I had the privilege of co-hosting with CFUW West Vancouver, a Peer-to-Peer conversation with GWI members and CFUW GWI opt-in clubs on January 21. More than 80 members from around the world including Nepal, India, Kenya, the United States and Canada shared their thoughts and concerns about the impact of Covid on the education of girls and women and the potential solutions. Some of the issues identified included:
– The increase in pregnancy among young women
– The impact of decreased socialization on mental health
– The lack of internet and need to use radios for education
– The lack of computer supplies for education
– The pressures on women to provide support for education of children and to continue to work
– The pressures of decreased income on families
– The lack of incentive to continue in school
– The lack of qualified teachers, the lack of training to do online teaching, limited salary in many countries
Kenya identified that many of their schools lack proper washrooms for girls which impacts them severely during their menstrual cycle.

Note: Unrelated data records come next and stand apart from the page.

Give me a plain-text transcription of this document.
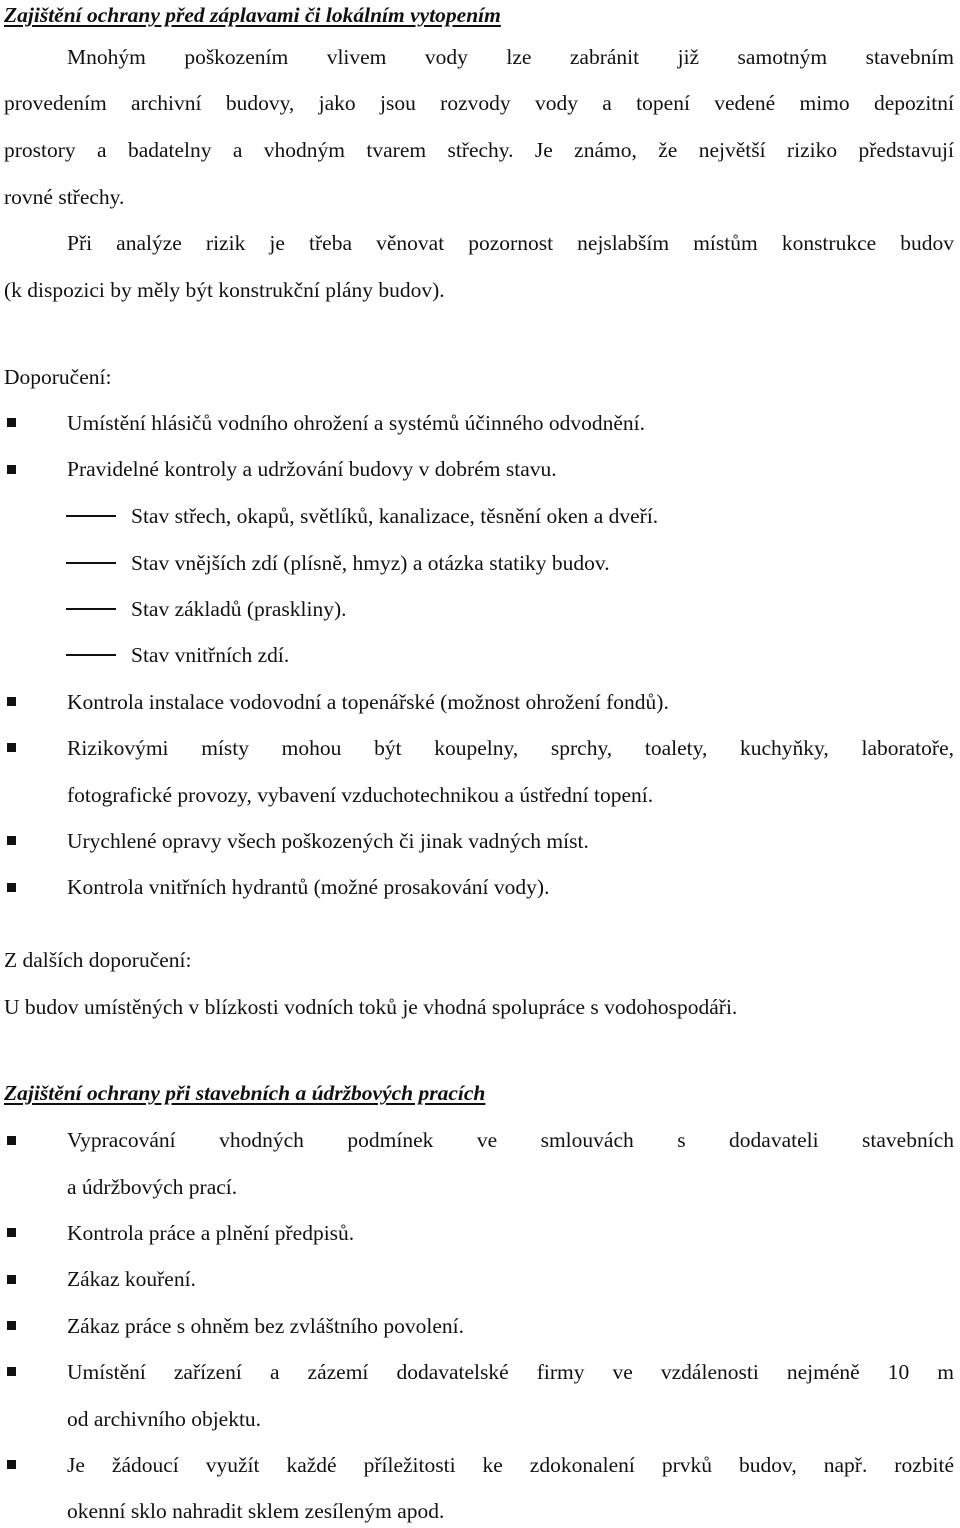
Zajištění ochrany před záplavami či lokálním vytopením
Mnohým poškozením vlivem vody lze zabránit již samotným stavebním
provedením archivní budovy, jako jsou rozvody vody a topení vedené mimo depozitní
prostory a badatelny a vhodným tvarem střechy. Je známo, že největší riziko představují
rovné střechy.
Při analýze rizik je třeba věnovat pozornost nejslabším místům konstrukce budov
(k dispozici by měly být konstrukční plány budov).
Doporučení:
Umístění hlásičů vodního ohrožení a systémů účinného odvodnění.
Pravidelné kontroly a udržování budovy v dobrém stavu.
Stav střech, okapů, světlíků, kanalizace, těsnění oken a dveří.
Stav vnějších zdí (plísně, hmyz) a otázka statiky budov.
Stav základů (praskliny).
Stav vnitřních zdí.
Kontrola instalace vodovodní a topenářské (možnost ohrožení fondů).
Rizikovými místy mohou být koupelny, sprchy, toalety, kuchyňky, laboratoře,
fotografické provozy, vybavení vzduchotechnikou a ústřední topení.
Urychlené opravy všech poškozených či jinak vadných míst.
Kontrola vnitřních hydrantů (možné prosakování vody).
Z dalších doporučení:
U budov umístěných v blízkosti vodních toků je vhodná spolupráce s vodohospodáři.
Zajištění ochrany při stavebních a údržbových pracích
Vypracování vhodných podmínek ve smlouvách s dodavateli stavebních
a údržbových prací.
Kontrola práce a plnění předpisů.
Zákaz kouření.
Zákaz práce s ohněm bez zvláštního povolení.
Umístění zařízení a zázemí dodavatelské firmy ve vzdálenosti nejméně 10 m
od archivního objektu.
Je žádoucí využít každé příležitosti ke zdokonalení prvků budov, např. rozbité
okenní sklo nahradit sklem zesíleným apod.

These important discussions broadened my knowledge of the issues concerning young women outside of Canada. It’s important that we understand the broader world. GWI enables us to do this. • 740 million have been forced out of school
- 11 million girls won’t return to school
- Global GDP will be impacted by $10 billion over the next 10 years
To read more: UNESCO – Keeping Girls in the Picture. The information gathered from the conversations is being shared by GWI on January 24 during the United Nations International Day of Education. We are proud to have been part of the discussion and have offered some potential solutions that we hope will be moved forward to improve the education of girls and women throughout the world.